¿Qué va a pasar con el Luna Park?

Desde que abrió sus puertas por primera vez el 6 de febrero de 1932, el estadio fue escenario de cuanto evento histórico de nuestra historia moderna se nos ocurra. Hoy, su particular andar lo pone en el ring frente a una inevitable renovación y un esfuerzo por sostener la memoria.

Desde mediados de 2024 que distintos actores debaten la posibilidad de remodelar el mítico estadio Estadio Luna Park, hecho que parecía inevitable luego de que el 6 de enero de 2025, la Comisión Nacional de Monumentos, Lugares y Bienes Históricos – en su Reunión Plenaria N°1 – aprobará el proyecto de la reforma y que, posteriormente, se llevara a cabo una audiencia pública la Ciudad, un paso necesario para que el gobierno de Jorge Macri extienda un certificado de aptitud ambiental a los planos.  Sin embargo, en los últimos días de 2025, la Sala III de la Cámara en lo Contencioso Administrativo y Tributario de CABA dejó en firme una resolución del Juzgado en lo Contencioso Administrativo y Tributario N° 5- surgida a raíz de la denuncia de el abogado constitucionalista Andrés Gil Domínguez –  en la que se prohibió avanzar con los trámites para la demolición del emblemático “Palacio de los Deportes”.

El proyecto fue presentado por las productoras DF Entertainment – dirigida por el empresario argentino Diego Finkelstein – y la multinacional Live Nation. Según trascendió, ambas empresas ostentan una concesión del predio otorgada por el Arzobispado de Buenos Aires por un lapso de 20 años, con la chance de acceder a una prórroga por 20 más. La Iglesia quedó a cargo del mítico estadio luego de que Ernestina Devecchi de Lectoure falleciera en 2013.

Más allá del freno (temporal), la incertidumbre sobrevuela el cuadrante de Bouchard, Avenida Corrientes, Lavalle y Avenida Madero. Acusado de obsoleto por las productoras, vanagloriado por los patrimonialistas e ignorado por el común de la gente, el mítico estadio y su inevitable reforma abren una serie de interrogantes no sólo ya sobre la protección del valor arquitectónico, sino también sobre el rol que ocupan estos espacios físicos en la construcción de la memoria y la identidad de una sociedad y qué cambios puede traer aparejados sus modificaciones.  En este escenario, son dos las grandes preguntas que surgen alrededor de su renovación.

¿Se puede renovar el Luna Park?

Y

¿Para qué carajo renovarlo?

Con el proyecto frenado – temporalmente – la incertidumbre sobrevuela el mítico estadio | Créditos: Malena Mónaco

Marco Legal

El debate por la legalidad de la reforma del Luna Park es tan aburrido como necesario. Según el proyecto que trascendió – que será llevado a cabo por los estudios Enrique Lombardi & Asociados y BMA –, la reforma busca optimizar ingresos; reformar baños, actualizar el sistema sonoro, incorporar sistemas de energía renovable, crear el Museo del Luna Park. A todo esto, se le suma un pequeño detalle: las obras buscan incrementar su capacidad de 8.400 a 13.000 personas, aproximadamente, y agregar dos subsuelos de cocheras

En medio de las denuncias de voces críticas, que señalan que esta modernización pone en peligro el patrimonio cultural intrínseco del estadio y que los planos incumplen la normativa vigente, cabe preguntarse: ¿qué dice la ley? 

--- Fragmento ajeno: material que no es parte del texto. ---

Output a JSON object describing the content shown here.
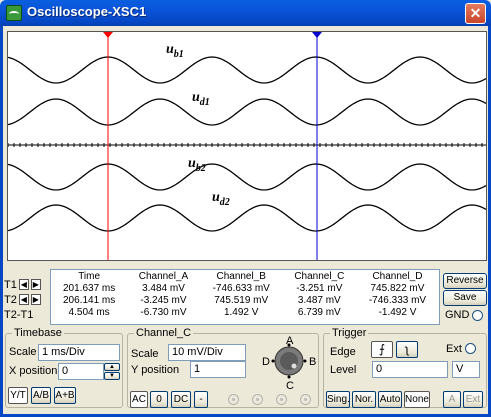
{
  "window": {
    "title": "Oscilloscope-XSC1",
    "close_icon": "✕"
  },
  "screen": {
    "labels": [
      {
        "main": "u",
        "sub": "b1"
      },
      {
        "main": "u",
        "sub": "d1"
      },
      {
        "main": "u",
        "sub": "b2"
      },
      {
        "main": "u",
        "sub": "d2"
      }
    ],
    "cursor_colors": {
      "t1": "#ff0000",
      "t2": "#0000cc"
    }
  },
  "readout": {
    "headers": [
      "Time",
      "Channel_A",
      "Channel_B",
      "Channel_C",
      "Channel_D"
    ],
    "rows": [
      {
        "label": "T1",
        "values": [
          "201.637 ms",
          "3.484 mV",
          "-746.633 mV",
          "-3.251 mV",
          "745.822 mV"
        ]
      },
      {
        "label": "T2",
        "values": [
          "206.141 ms",
          "-3.245 mV",
          "745.519 mV",
          "3.487 mV",
          "-746.333 mV"
        ]
      },
      {
        "label": "T2-T1",
        "values": [
          "4.504 ms",
          "-6.730 mV",
          "1.492 V",
          "6.739 mV",
          "-1.492 V"
        ]
      }
    ]
  },
  "side_buttons": {
    "reverse": "Reverse",
    "save": "Save",
    "gnd": "GND"
  },
  "timebase": {
    "title": "Timebase",
    "scale_label": "Scale",
    "scale_value": "1 ms/Div",
    "xpos_label": "X position",
    "xpos_value": "0",
    "modes": [
      "Y/T",
      "A/B",
      "A+B"
    ]
  },
  "channel": {
    "title": "Channel_C",
    "scale_label": "Scale",
    "scale_value": "10 mV/Div",
    "ypos_label": "Y position",
    "ypos_value": "1",
    "coupling": [
      "AC",
      "0",
      "DC",
      "-"
    ],
    "knob_labels": [
      "A",
      "B",
      "C",
      "D"
    ]
  },
  "trigger": {
    "title": "Trigger",
    "edge_label": "Edge",
    "level_label": "Level",
    "level_value": "0",
    "level_unit": "V",
    "ext_label": "Ext",
    "modes": [
      "Sing.",
      "Nor.",
      "Auto",
      "None"
    ],
    "sources": [
      "A",
      "Ext"
    ]
  }
}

En pocas palabras, sobre el Luna Park reposa una doble protección. Es – desde 2007 – un Monumento Histórico argentino, además de haber sido incluido también en la categoría de “protección estructural” del Código Urbanístico de Buenos Aires (CUR). Esto, lógicamente, le vale de una serie de cuidados.

Según el CUR, la protección estructural habilita únicamente obras de “nivel 2”. Así, se prohíben “modificaciones en el volumen de la edificación”. La actual legislación establece que se pueden llevar adelante “obras o acciones dirigidas a adecuar el espacio interior de los edificios a condiciones de uso nuevas, respetando los elementos tipológicos formales y estructurales de los mismos”.  Sobre la fachada – gran eje de la discusión en torno a la remodelación – destaca que los trabajos deben ser realizados “respetando el diseño original” y, en caso de que deba ser modificada por “cambio de uso”, los nuevos aspectos “deben respetar las líneas rectoras de la misma”.  Queda prohibido entonces demoler la cubierta (fachadas y techo) del Luna Park o elementos significativos del interior (tribunas, galerías y piso). 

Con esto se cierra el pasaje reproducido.